Папа, папа, когда война началась, папа плакал два дня, неумелыми слезами, не переставая, за столом сидел, слезы на скатерть накапали темное пятно, и Капитоша сокрушенно говорила: ой, что делается, ничего не ест; так не убивался даже, когда маму хоронили. А он, Гелик, отчаявшись уже уехать отсюда, писал рапорт за рапортом и в конце концов не выдержал, и, когда дождался заветной телеграммы, наврал – даром что собирался держать себя в руках, – и наврал совсем уж чудовищно, богомерзко – мол, болен отец и у него тот же диагноз, что был у мамы, умершей в сорок первом году, не успел попрощаться. И мама-то умерла на самом деле в тридцать восьмом, и диагноза у нее не было никакого – никогда ничем не болела, чувствовала себя прекрасно – а тромб штука непредсказуемая, и все тогда случилось внезапно. Это не говоря уж о том, что папа-то вообще был здоров, но Гелику уже было так тошно, так не до суеверий, что он плюнул на все и написал этот слезливый рапорт. Однова сблевать.

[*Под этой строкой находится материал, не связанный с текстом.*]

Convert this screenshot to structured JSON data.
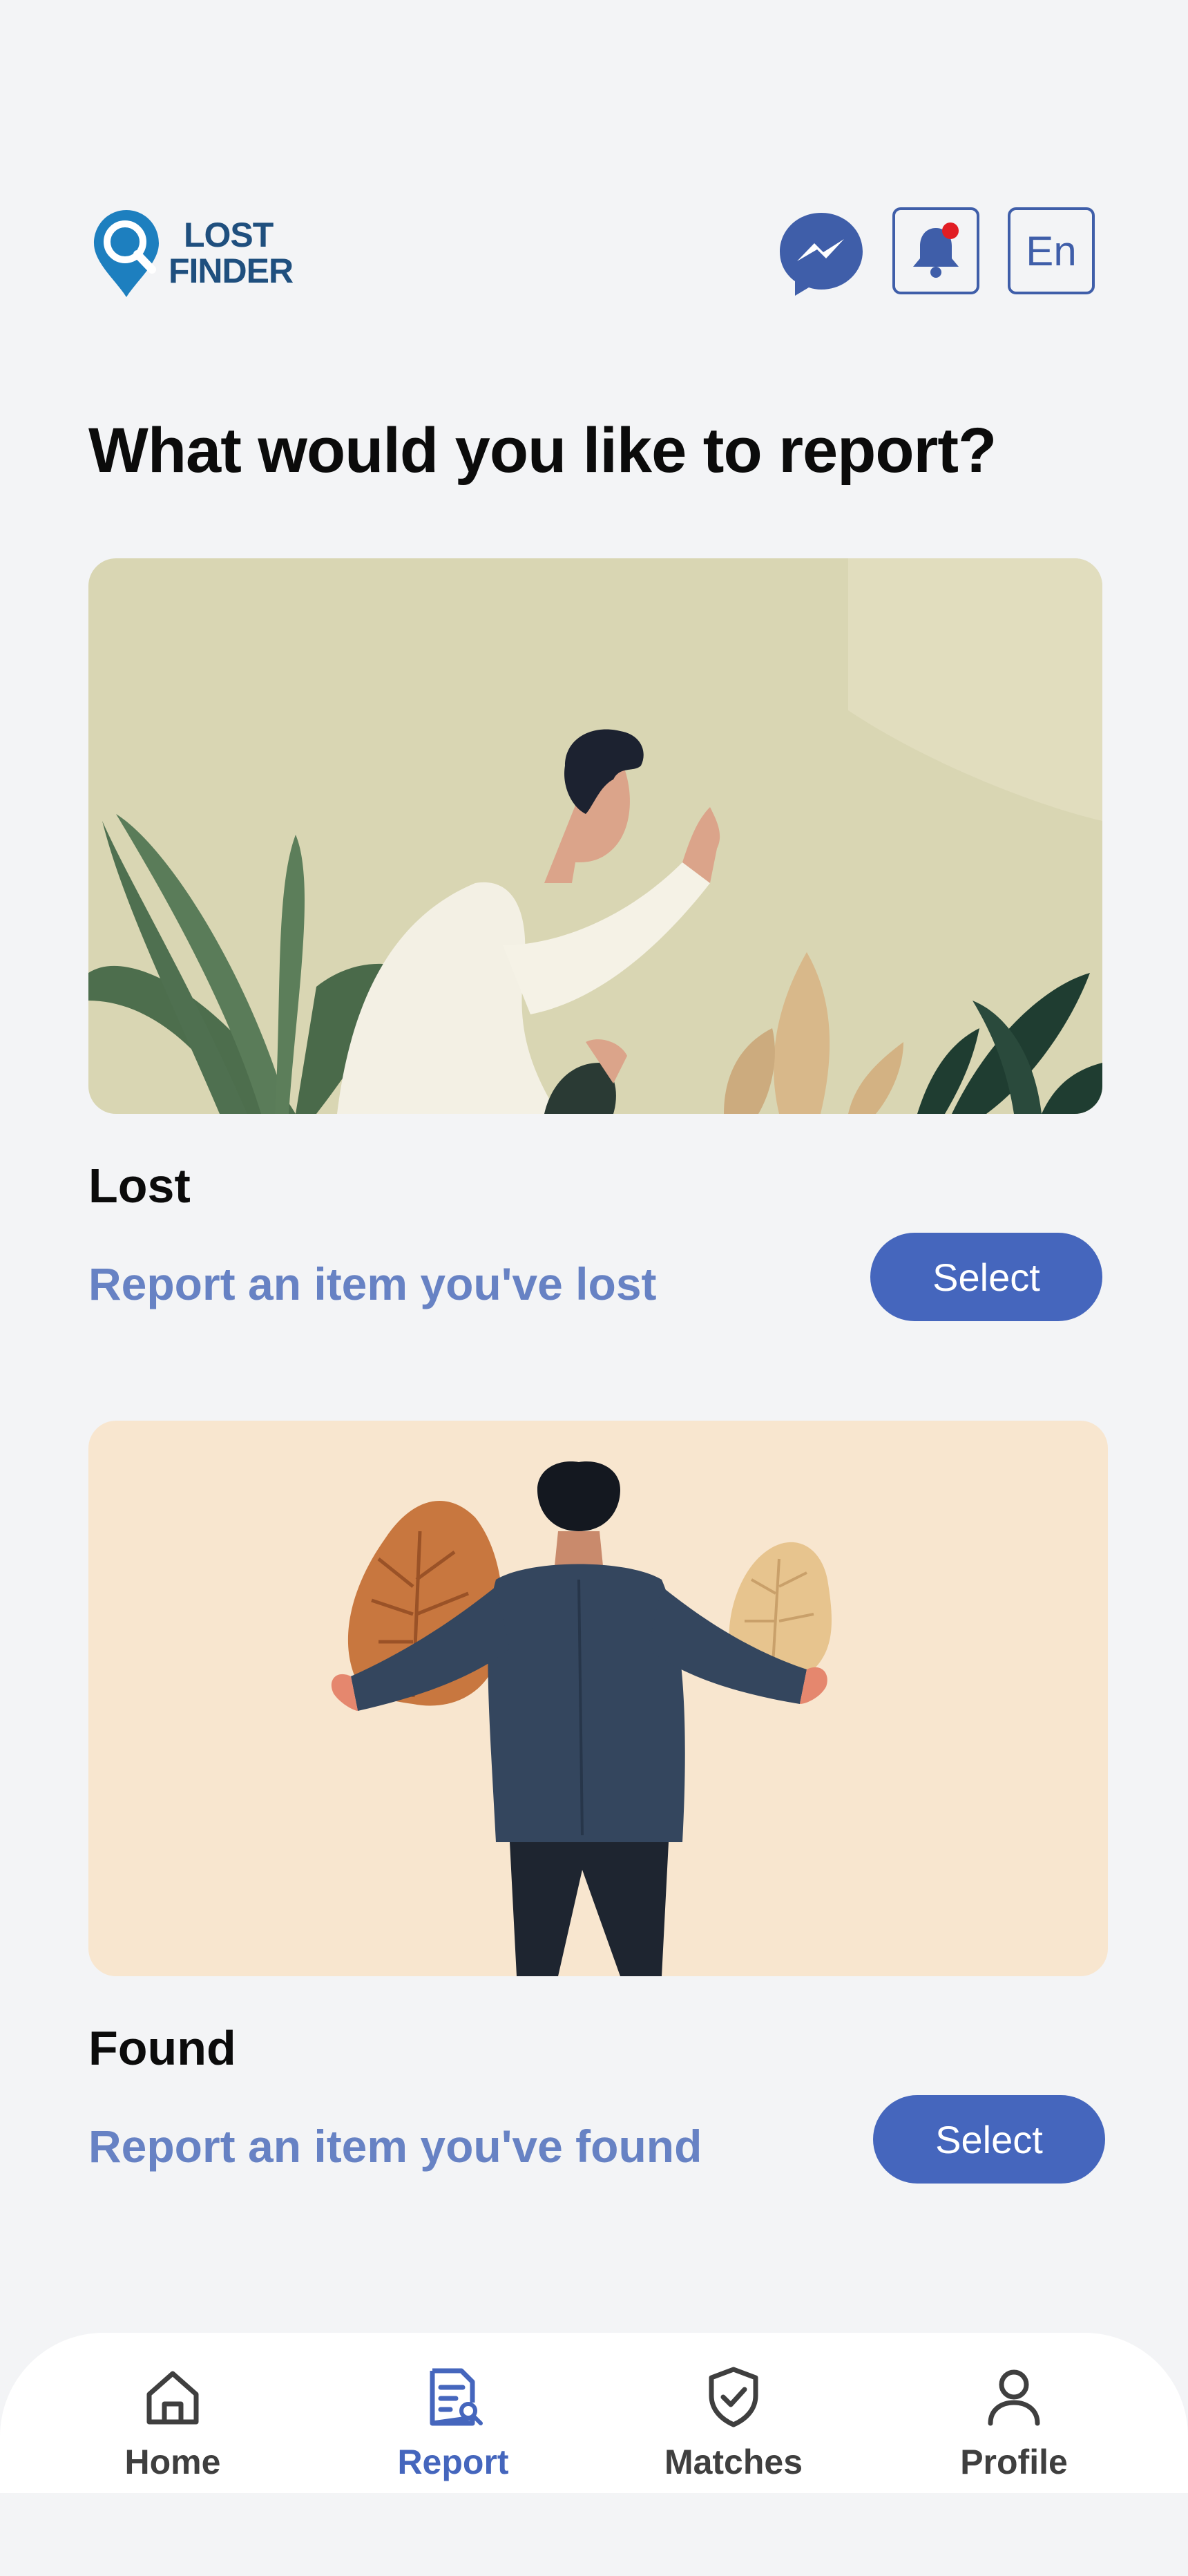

Папа был бы в ужасе. Да, раньше. А сейчас сам вон телеграмму прислал. И вообще он наверняка бы его сейчас лучше понял, своего непутевого мальчика, своего гениального мальчика, с такими задатками, таким талантищем! И стихи писать, и песни, и что хошь – ну и да, он расхлябанный, конечно, и собраться не может, и разбрасывается, и ни одного дела путем… но талант-то прет, этого ж не отнимешь. И папа всегда в него верил. Хоть спорил иногда, он вот никак не понимал Геликовой тяги к эффектному броскому слову.
Ты должен понять, что тебе важнее, смысл высказывания или звук его; и вот мне, милый, ты знаешь, важнее все-таки смысл… – А Северянин?! А Белый?! – А вот знаешь, мой дорогой… Ты только не сердись! Но сдается мне, что есть у них смысл, другое дело, не всегда мы его можем прочухать… А уж если прямо нет… Да, я верю, что, может, и нет вовсе, – но тогда, милый, надо как-то так выстроить этот самый звук, чтобы ни у кого вопросов не было. А если вопросы есть, то это, милый мой…
Ай да канавэлла! – заходился пижон-баянист.
И тут диким голосом закричала врачишка.